In restraint of tirades
Hendricks denied most of those requests. Butler’s claim for restraint of speech could go ahead, she wrote, because there was enough evidence to conclude that the speech was related to a matter of significant public concern—alleged ethical misconduct by the local prosecutor’s office—and to create questions for a jury as to whether Pennington restrained Butler’s speech unlawfully by ordering him not to disclose alleged ethical misconduct, and whether his legitimate managerial interest outweighed Butler’s First Amendment interests.
Hendricks also ruled that Butler’s First Amendment claims were not contradicted by his claims for violations of the ADA, in which Butler alleges that his sacking was strategically timed during a specific course of his treatment that was especially debilitating and physically demanding.
“Plaintiff argues that these averments, taken together, represent a ‘novel claim under ADA law’ that Pennington used the timing of a particularly difficult stage of his illness and treatment to take advantage of his cancer disability when effecting his termination,” Hendricks wrote. “Without expressing any opinion on the viability of Plaintiff’s ‘novel’ disability discrimination theory … it is not fundamentally at odds with Plaintiff’s core assertion that he was fired for making ethical allegations against personnel from the Solicitor’s Office.” (Emphasis in the original.)
Hendricks also found that Pennington, in his personal capacity, was not entitled to qualified immunity against Butler’s First Amendment claims because it was clearly established that Butler maintained a First Amendment right to report alleged prosecutorial misconduct by the Ninth Circuit Solicitor’s Office. She did dismiss Charleston County from those claims, and ruled that Butler could sue Pennington in his official capacity, but only to pursue injunctive relief (his reinstatement), for those claims.
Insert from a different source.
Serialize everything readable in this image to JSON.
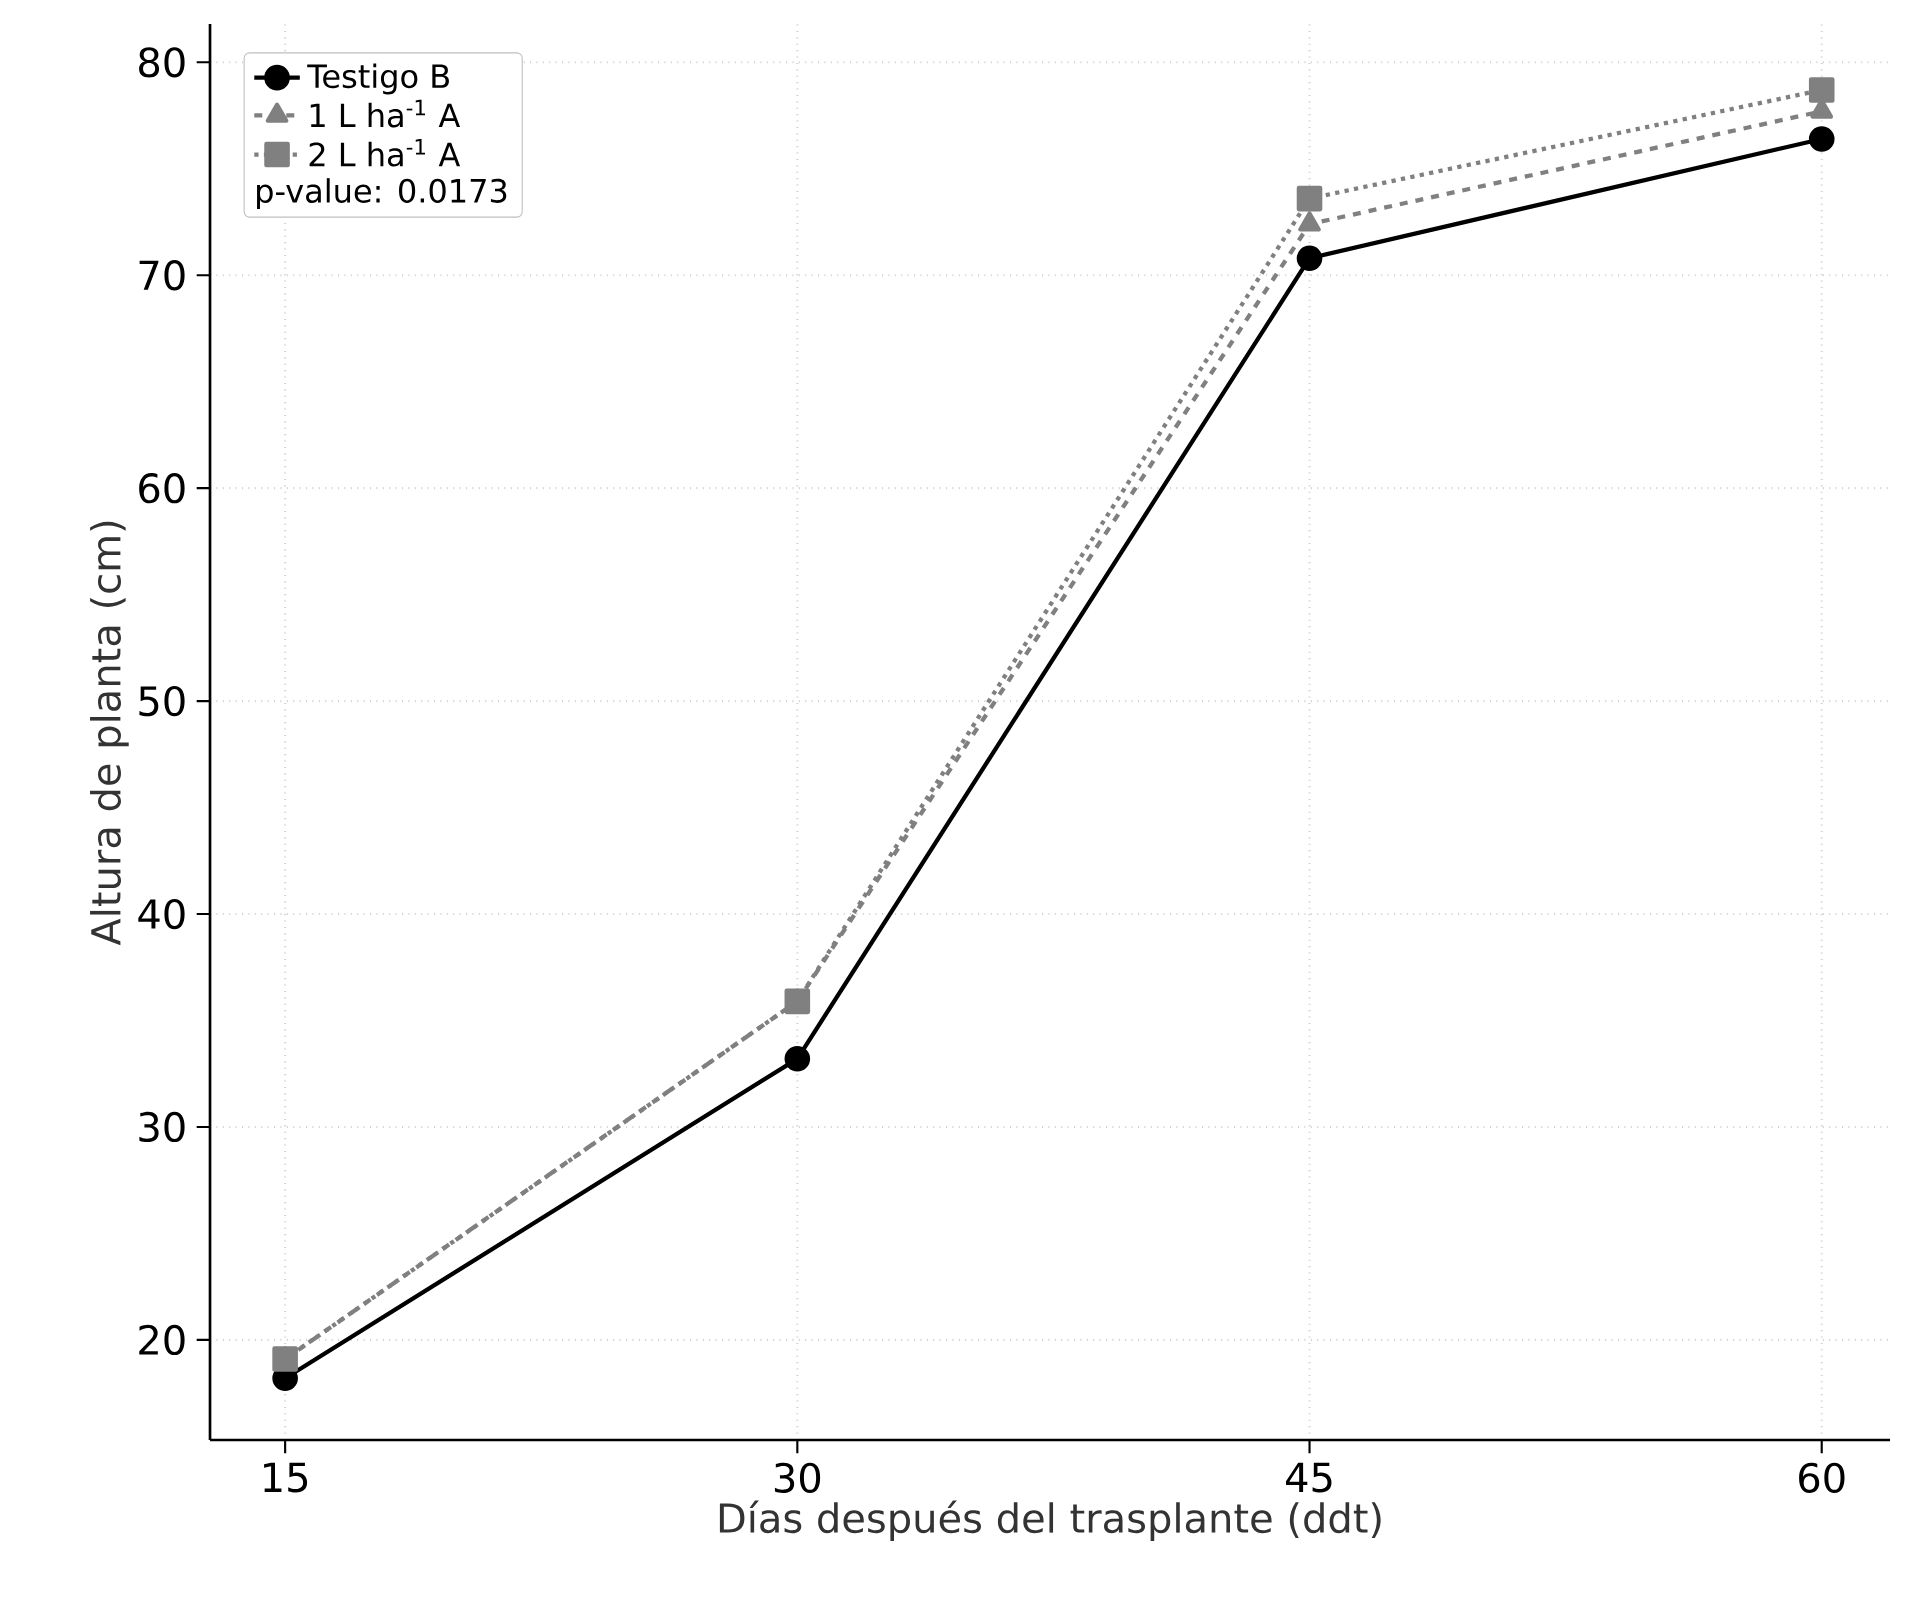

But on Butler’s FMLA claims the result was just the opposite—Pennington was dismissed from those claims, while Butler’s claims against Charleston County were allowed to continue.
Hey, that’s us
Hendricks denied Pennington’s motion for summary judgment in his favor on his defamation claim, finding that there was a clear factual dispute over whether Pennington ordered Butler not to file a grievance, and that issues of fact remained over whether such statements would actually qualify as defamation.
Pennington claims that Butler falsely told at least nine attorneys that he had ordered Butler not to file a grievance, thereby inferring that Pennington was unethically “covering for” or protecting the Solicitor at the expense of the best interests of his clients and the community. He also alleges that Butler repeated the allegedly false statement to a South Carolina Lawyers Weekly reporter, and that our newspaper then published the statement to members of the state’s bar and the broader community. Pennington says that he learned of the grievance’s existence when the same reporter called him to ask him about it.
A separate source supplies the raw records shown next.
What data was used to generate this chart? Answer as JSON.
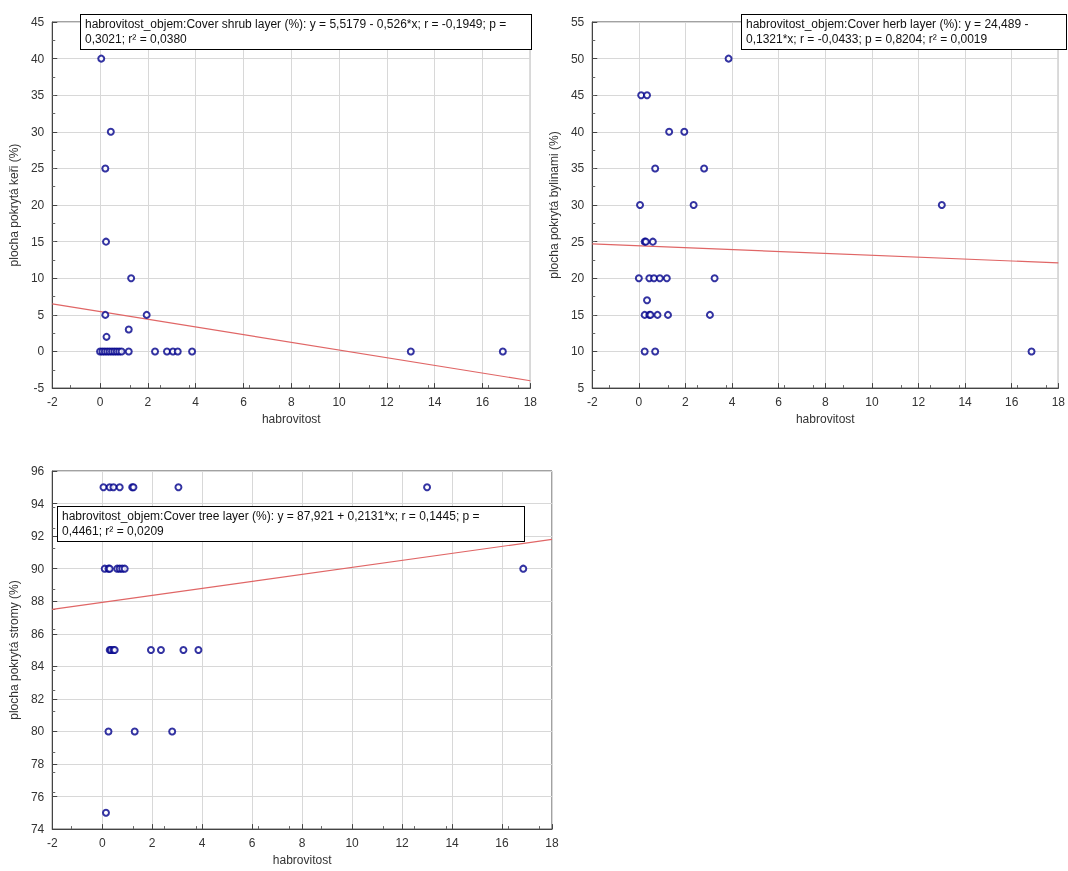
{
  "chart_data": [
    {
      "type": "scatter",
      "xlabel": "habrovitost",
      "ylabel": "plocha pokrytá keři (%)",
      "annotations": [
        "habrovitost_objem:Cover shrub layer (%):   y = 5,5179 - 0,526*x;  r = -0,1949; p = 0,3021; r² = 0,0380"
      ],
      "xlim": [
        -2,
        18
      ],
      "xticks": [
        -2,
        0,
        2,
        4,
        6,
        8,
        10,
        12,
        14,
        16,
        18
      ],
      "ylim": [
        -5,
        45
      ],
      "yticks": [
        -5,
        0,
        5,
        10,
        15,
        20,
        25,
        30,
        35,
        40,
        45
      ],
      "grid": true,
      "marker": "circle",
      "series": [
        {
          "color": "#00008b",
          "x": [
            0.05,
            0.45,
            0.22,
            0.25,
            1.3,
            0.22,
            1.95,
            1.2,
            0.27,
            0.0,
            0.1,
            0.2,
            0.3,
            0.4,
            0.5,
            0.6,
            0.7,
            0.8,
            0.9,
            1.2,
            2.3,
            2.8,
            3.05,
            3.25,
            3.85,
            13.0,
            16.85
          ],
          "values": [
            40,
            30,
            25,
            15,
            10,
            5,
            5,
            3,
            2,
            0,
            0,
            0,
            0,
            0,
            0,
            0,
            0,
            0,
            0,
            0,
            0,
            0,
            0,
            0,
            0,
            0,
            0
          ]
        },
        {
          "type": "line",
          "color": "#e06666",
          "marker": "none",
          "x": [
            -2,
            18
          ],
          "values": [
            6.5,
            -4
          ]
        }
      ]
    },
    {
      "type": "scatter",
      "xlabel": "habrovitost",
      "ylabel": "plocha pokrytá bylinami (%)",
      "annotations": [
        "habrovitost_objem:Cover herb layer (%):   y = 24,489 - 0,1321*x; r = -0,0433; p = 0,8204; r² = 0,0019"
      ],
      "xlim": [
        -2,
        18
      ],
      "xticks": [
        -2,
        0,
        2,
        4,
        6,
        8,
        10,
        12,
        14,
        16,
        18
      ],
      "ylim": [
        5,
        55
      ],
      "yticks": [
        5,
        10,
        15,
        20,
        25,
        30,
        35,
        40,
        45,
        50,
        55
      ],
      "grid": true,
      "marker": "circle",
      "series": [
        {
          "color": "#00008b",
          "x": [
            3.85,
            0.1,
            0.35,
            1.3,
            1.95,
            0.7,
            2.8,
            0.05,
            2.35,
            13.0,
            0.25,
            0.3,
            0.6,
            0.0,
            0.45,
            0.65,
            0.9,
            1.2,
            3.25,
            0.35,
            0.25,
            0.45,
            0.5,
            0.8,
            1.25,
            3.05,
            0.25,
            0.7,
            16.85
          ],
          "values": [
            50,
            45,
            45,
            40,
            40,
            35,
            35,
            30,
            30,
            30,
            25,
            25,
            25,
            20,
            20,
            20,
            20,
            20,
            20,
            17,
            15,
            15,
            15,
            15,
            15,
            15,
            10,
            10,
            10
          ]
        },
        {
          "type": "line",
          "color": "#e06666",
          "marker": "none",
          "x": [
            -2,
            18
          ],
          "values": [
            24.7,
            22.1
          ]
        }
      ]
    },
    {
      "type": "scatter",
      "xlabel": "habrovitost",
      "ylabel": "plocha pokrytá stromy (%)",
      "annotations": [
        "habrovitost_objem:Cover tree layer (%):   y = 87,921 + 0,2131*x;  r = 0,1445; p = 0,4461; r² = 0,0209"
      ],
      "xlim": [
        -2,
        18
      ],
      "xticks": [
        -2,
        0,
        2,
        4,
        6,
        8,
        10,
        12,
        14,
        16,
        18
      ],
      "ylim": [
        74,
        96
      ],
      "yticks": [
        74,
        76,
        78,
        80,
        82,
        84,
        86,
        88,
        90,
        92,
        94,
        96
      ],
      "grid": true,
      "marker": "circle",
      "series": [
        {
          "color": "#00008b",
          "x": [
            0.05,
            0.3,
            0.45,
            0.7,
            1.2,
            1.25,
            3.05,
            13.0,
            0.1,
            0.25,
            0.3,
            0.6,
            0.7,
            0.8,
            0.9,
            16.85,
            0.3,
            0.35,
            0.45,
            0.5,
            1.95,
            2.35,
            3.25,
            3.85,
            0.25,
            1.3,
            2.8,
            0.15
          ],
          "values": [
            95,
            95,
            95,
            95,
            95,
            95,
            95,
            95,
            90,
            90,
            90,
            90,
            90,
            90,
            90,
            90,
            85,
            85,
            85,
            85,
            85,
            85,
            85,
            85,
            80,
            80,
            80,
            75
          ]
        },
        {
          "type": "line",
          "color": "#e06666",
          "marker": "none",
          "x": [
            -2,
            18
          ],
          "values": [
            87.5,
            91.8
          ]
        }
      ]
    }
  ]
}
Lawyers Weekly (no apostrophe, by the way) has indeed reported extensively over the course of many years about the dispute between Butler and Pennington, but Butler did not leak the grievance to this newspaper and had no role in our first reporting that SCACDL had complained about Wilson’s conduct. (This newspaper later unsuccessfully sought to compel Wilson to comply with a FOIA request to produce any disciplinary complaints against her.)
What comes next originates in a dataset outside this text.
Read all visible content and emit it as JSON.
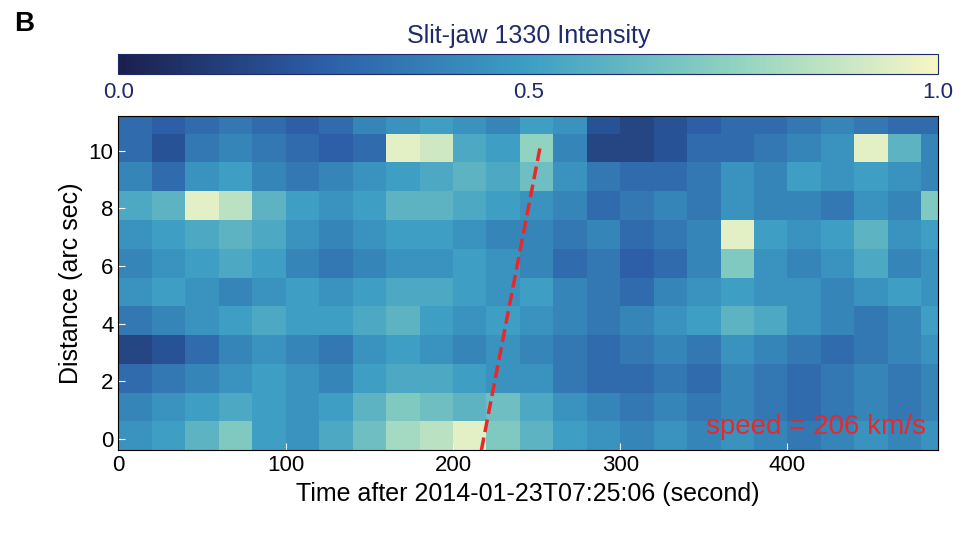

Butler has filed his own defamation suit against Pennington; Hendricks denied Pennington’s motion to dismiss those claims.
Jonathan Kiker of Hilton Head Island and Michael Corley of Greenville represent Butler. Bob Conley, Caroline Wrenn Cleveland, and Emmanuel Ferguson of Charleston and Lucy Clark Sanders and Nancy Bloodgood of Mount Pleasant represent Pennington. The attorneys could not be immediately reached for comment on the ruling.
The 29-page decision is Butler v. Pennington (Lawyers Weekly No. 002-028-19). An opinion digest is available online at sclawyersweekly.com.